A advogada Rosane Magaly Martins, que foi candidata a prefeita em Blumenau pelo Psol em 2024 divulgou uma carta pedindo que o prefeito Egídio Ferrari (PL) diga que produz, qual é a estrutura e com quais recursos esse material é feita para as suas redes sociais.
Segundo ela, há uma Ação Popular que tramita na 3ª Vara da Fazenda Pública de Blumenau que determinou “que o prefeito apresentasse contratos, comprovantes de pagamento e identificação das pessoas responsáveis pela produção de suas redes”. Rosane escreveu também que “nenhum desses documentos foi apresentado”.
Na carta, diz que o Município, por sua vez, limitou-se a afirmar que “não utiliza recursos públicos, sem esclarecer quem, de fato, realiza esse trabalho”.
RESPOSTA DA PMB
Em nota, a Prefeitura de Blumenau diz que “a Ação Popular movida pela ex-candidata do PSOL, Rosane Magaly Martins, contra o prefeito Egídio Ferrari, questiona o uso das redes sociais pessoais do prefeito para divulgar ações do governo. O processo está em análise na 3ª Vara da Fazenda Pública de Blumenau.
Em decisão inicial, o juiz negou o pedido de liminar, ressaltando que as publicações não configuram, em uma avaliação preliminar, qualquer irregularidade constitucional ou promoção pessoal. Destacou ainda que o prefeito tem liberdade para utilizar suas redes pessoais na divulgação de seu trabalho e que não há provas de uso de recursos públicos para esse fim.
A Prefeitura de Blumenau reafirma seu compromisso com a transparência e entende que a comunicação com a população — inclusive por meio das redes sociais — é uma das formas de dar publicidade às ações da administração”.
VEJA A CARTA ESCRITA PELA ADVOGADA ROSANE MRTINS:
Quem paga pela imagem do prefeito?
Por Rosane Magaly Martins
Desde que assumiu a Prefeitura de Município de Blumenau, em janeiro de 2025, o prefeito Egídio Maciel Ferrari passou a divulgar intensamente ações de governo em suas redes sociais pessoais. Isso, por si só, não é problema. O ponto central é outro: não se sabe quem produz esse conteúdo, com qual estrutura e, principalmente, com qual recurso. Os vídeos publicados nas redes pessoais de Egídio no Instagram, TikTok, Facebook e X apresentam padrão técnico profissional — edição, trilha, legendagem, captação qualificada e até uso de drone — o que evidencia que não se trata de produção amadora. Esse tipo de material exige equipe, tempo e organização. E, até o momento, não há qualquer documento que comprove que essa estrutura é privada.

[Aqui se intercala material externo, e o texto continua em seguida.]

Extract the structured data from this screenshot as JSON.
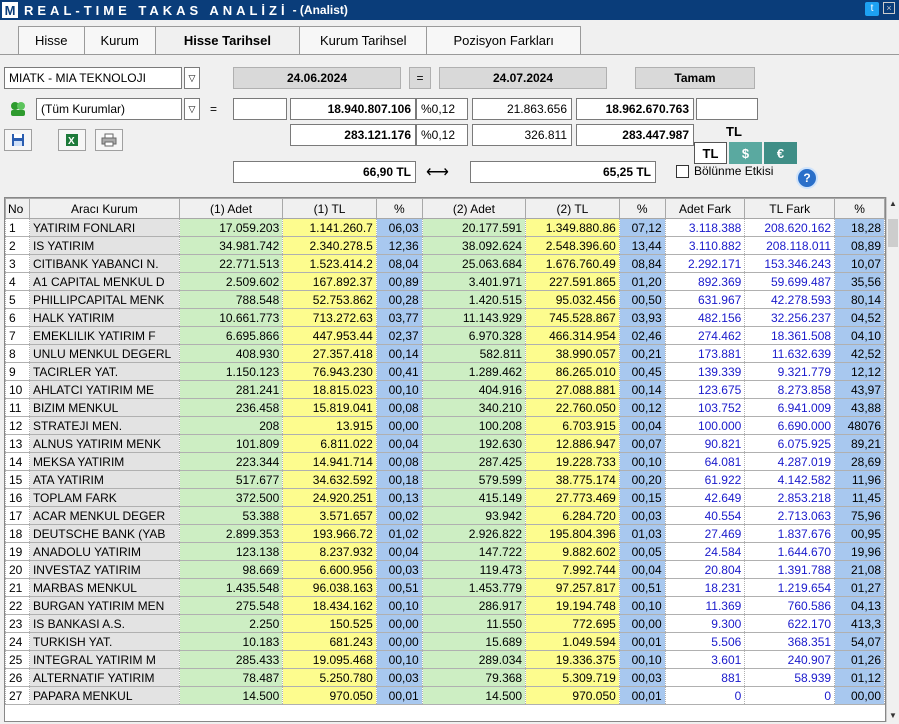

Na ação popular nº 5016423-09.2025.8.24.0008, que tramita perante a 3ª Vara da Fazenda Pública de Blumenau – e pode ser acompanhada por qualquer cidadão, foi determinado que o prefeito apresentasse contratos, comprovantes de pagamento e identificação das pessoas responsáveis pela produção de suas redes. Nenhum desses documentos foi apresentado. O Município, por sua vez, limitou-se a afirmar que não utiliza recursos públicos, sem esclarecer quem, de fato, realiza esse trabalho. Ou seja, permanece uma lacuna: o conteúdo existe, é profissional, mas sua origem não foi demonstrada. E isso não é um detalhe. Quando se trata de comunicação de atos de governo, a Constituição exige impessoalidade e transparência. A publicidade institucional não pode se confundir com promoção pessoal.
Há ainda um aspecto que dispensa qualquer análise jurídica mais complexa: o da realidade. O prefeito aparece nos vídeos, participa dos eventos, fala, se desloca. Portanto, não é ele quem está atrás da câmera, operando equipamentos, editando imagens, legendando e gerenciando publicações. Existe, necessariamente, uma estrutura por trás disso. E essa estrutura precisa ser transparente. Se é privada, deve ser comprovada. Se não for, a sociedade tem o direito de saber.
Diante da ausência de documentos, a Justiça autorizou a realização de perícia técnica, que poderá identificar como esses conteúdos são produzidos, quais equipamentos são utilizados, de onde são publicados e se há coincidência com a comunicação institucional do Município. A tecnologia, neste caso, pode revelar aquilo que não foi esclarecido de forma voluntária.
Essa discussão não é pessoal. É estrutural. Trata-se de saber se a comunicação pública está sendo utilizada dentro dos limites constitucionais ou se há apropriação indevida de visibilidade institucional. A ação popular existe exatamente para isso: permitir que a sociedade fiscalize o uso da coisa pública. No fim, a pergunta é simples — e precisa ser respondida com transparência: quem paga pela imagem do prefeito?